Massively Parallel Sequencing in Biopharmaceutical QC Testing – Is it too much information?
13th May 2011
By: Dr Daniel Galbraith, CSO
There is a tendency towards conservatism utilising tried and tested methodologies in the safety and QC testing schemes designed for biopharmaceuticals, rightly so. In the early 1990s PCR was a useful research tool and was beginning to be used in targeted adventitious agent testing in cell lines and products, particularly virus vaccines, because of its sensitivity and ability to detect “silent” infections of cell lines. This is not the place to discuss the pitfalls and problems of using PCR but one factor that always caused headaches in the design of a robust PCR test was ensuring that the amplimers would pick up as wide a range of variants of the target virus as possible. Even with our best efforts it is impossible to defend against the argument that we may miss a variant and PCR would never replace catchall tests such as in vitros. Recent advances in genomics and proteomics are giving us the tools to expand our ability to validate cell lines and materials and qualify cell-derived products, including vaccines, in adventitious agent testing bypassing the specificity of PCR, functional characterisation of the expression cassettes and even the sequences of virus vaccines and gene-therapy vectors lots.1,2,3
On the surface, the application of random primed PCR amplification and Massively Parallel Sequencing methodology to QC testing appears to be the ultimate tool today, saying that though, new technology is able to sequence individual nucleic acids directly without amplification.
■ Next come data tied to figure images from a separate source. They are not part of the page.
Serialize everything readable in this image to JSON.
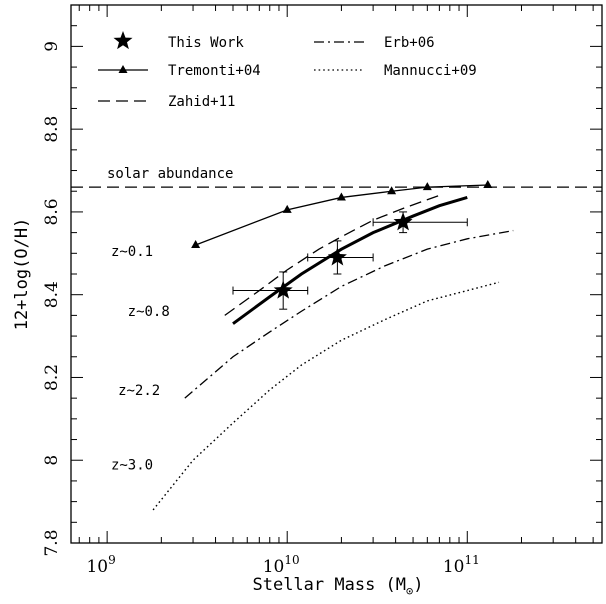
{
  "chart_data": {
    "type": "line",
    "xlabel": "Stellar Mass (M",
    "xlabel_sub": "⊙",
    "xlabel_close": ")",
    "ylabel": "12+log(O/H)",
    "xscale": "log",
    "xlim": [
      630000000.0,
      560000000000.0
    ],
    "ylim": [
      7.8,
      9.1
    ],
    "x_ticks": [
      {
        "value": 1000000000.0,
        "base": "10",
        "exp": "9"
      },
      {
        "value": 10000000000.0,
        "base": "10",
        "exp": "10"
      },
      {
        "value": 100000000000.0,
        "base": "10",
        "exp": "11"
      }
    ],
    "y_ticks": [
      {
        "value": 7.8,
        "label": "7.8"
      },
      {
        "value": 8.0,
        "label": "8"
      },
      {
        "value": 8.2,
        "label": "8.2"
      },
      {
        "value": 8.4,
        "label": "8.4"
      },
      {
        "value": 8.6,
        "label": "8.6"
      },
      {
        "value": 8.8,
        "label": "8.8"
      },
      {
        "value": 9.0,
        "label": "9"
      }
    ],
    "solar_abundance": {
      "value": 8.66,
      "label": "solar abundance"
    },
    "series": [
      {
        "name": "This Work",
        "style": "star",
        "points": [
          {
            "x": 9500000000.0,
            "y": 8.41,
            "xerr": [
              5000000000.0,
              13000000000.0
            ],
            "yerr": 0.045
          },
          {
            "x": 19000000000.0,
            "y": 8.49,
            "xerr": [
              13000000000.0,
              30000000000.0
            ],
            "yerr": 0.04
          },
          {
            "x": 44000000000.0,
            "y": 8.575,
            "xerr": [
              30000000000.0,
              100000000000.0
            ],
            "yerr": 0.025
          }
        ],
        "fit": [
          [
            5000000000.0,
            8.33
          ],
          [
            8000000000.0,
            8.395
          ],
          [
            12000000000.0,
            8.45
          ],
          [
            20000000000.0,
            8.51
          ],
          [
            30000000000.0,
            8.55
          ],
          [
            50000000000.0,
            8.59
          ],
          [
            70000000000.0,
            8.615
          ],
          [
            100000000000.0,
            8.635
          ]
        ]
      },
      {
        "name": "Tremonti+04",
        "style": "solid-triangle",
        "points": [
          [
            3100000000.0,
            8.52
          ],
          [
            10000000000.0,
            8.605
          ],
          [
            20000000000.0,
            8.635
          ],
          [
            38000000000.0,
            8.65
          ],
          [
            60000000000.0,
            8.66
          ],
          [
            130000000000.0,
            8.665
          ]
        ]
      },
      {
        "name": "Zahid+11",
        "style": "dashed",
        "points": [
          [
            4500000000.0,
            8.35
          ],
          [
            7000000000.0,
            8.41
          ],
          [
            10000000000.0,
            8.46
          ],
          [
            15000000000.0,
            8.51
          ],
          [
            20000000000.0,
            8.54
          ],
          [
            30000000000.0,
            8.58
          ],
          [
            45000000000.0,
            8.61
          ],
          [
            70000000000.0,
            8.64
          ]
        ]
      },
      {
        "name": "Erb+06",
        "style": "dashdot",
        "points": [
          [
            2700000000.0,
            8.15
          ],
          [
            5000000000.0,
            8.25
          ],
          [
            8000000000.0,
            8.31
          ],
          [
            12000000000.0,
            8.36
          ],
          [
            20000000000.0,
            8.42
          ],
          [
            35000000000.0,
            8.47
          ],
          [
            60000000000.0,
            8.51
          ],
          [
            100000000000.0,
            8.535
          ],
          [
            180000000000.0,
            8.555
          ]
        ]
      },
      {
        "name": "Mannucci+09",
        "style": "dotted",
        "points": [
          [
            1800000000.0,
            7.88
          ],
          [
            3000000000.0,
            8.0
          ],
          [
            5000000000.0,
            8.09
          ],
          [
            8000000000.0,
            8.17
          ],
          [
            12000000000.0,
            8.23
          ],
          [
            20000000000.0,
            8.29
          ],
          [
            35000000000.0,
            8.34
          ],
          [
            60000000000.0,
            8.385
          ],
          [
            100000000000.0,
            8.41
          ],
          [
            150000000000.0,
            8.43
          ]
        ]
      }
    ],
    "annotations": [
      {
        "text": "z~0.1",
        "x": 1050000000.0,
        "y": 8.505
      },
      {
        "text": "z~0.8",
        "x": 1300000000.0,
        "y": 8.36
      },
      {
        "text": "z~2.2",
        "x": 1150000000.0,
        "y": 8.17
      },
      {
        "text": "z~3.0",
        "x": 1050000000.0,
        "y": 7.99
      }
    ],
    "legend": [
      {
        "label": "This Work",
        "style": "star"
      },
      {
        "label": "Erb+06",
        "style": "dashdot"
      },
      {
        "label": "Tremonti+04",
        "style": "solid-triangle"
      },
      {
        "label": "Mannucci+09",
        "style": "dotted"
      },
      {
        "label": "Zahid+11",
        "style": "dashed"
      }
    ]
  }
}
Nevertheless, all “next generation” sequencing platforms will generate data on adventitious agents, in a the product at the DNA/ RNA level, establish the nucleotide sequence of a an expression cassette or mRNA, or allow analysis of a virus vaccine or vector and any variants of the same arising during production. Aside from the not insignificant problem of showing the methodology will detect very low levels of potential contaminants routinely, allowing for artefacts and validating the database and algorithms required to mine the vast amount of data generated. The same sensitive, broad brush approach generates a volume of data which will be “viral noise”. Why? one of the more fascinating observations from looking at the data from the human genome sequencing and subsequent studies, is the large percentage of viral-derived sequences present, reported at over 8%, including sequences related to retroviruses, Bornaviruses, Filoviruses, Circoviridae and Parvoviridae.4,5,6,7 It is safe to assume that a similar picture will apply across all species. Viral noise will be generated from both DNA and RNA analyses. One interesting approach utilised by Onions and Kolman has focused on the transcriptome, which may prove useful for detecting latent viruses but they have also devised a “cell free” analysis focussed on packaged sequences, i.e. potential virions, thereby circumventing a large number of cellular sequences aside from those packaged. What do any suspect data obtained mean? Detecting well characterised viral sequences leads to fairly clear cut responses but as Keith Peden commented8, novel viruses will be discovered but discovery does not provide any information on pathogenicity. The relevance of such viruses to safety would need to be assessed. Similarly what does a percentage of variants within a virus preparation signify? The data generated by these methodologies in the future will provide enormous amounts of information, our challenge is to interpret the results and apply sensible actions in response to the findings.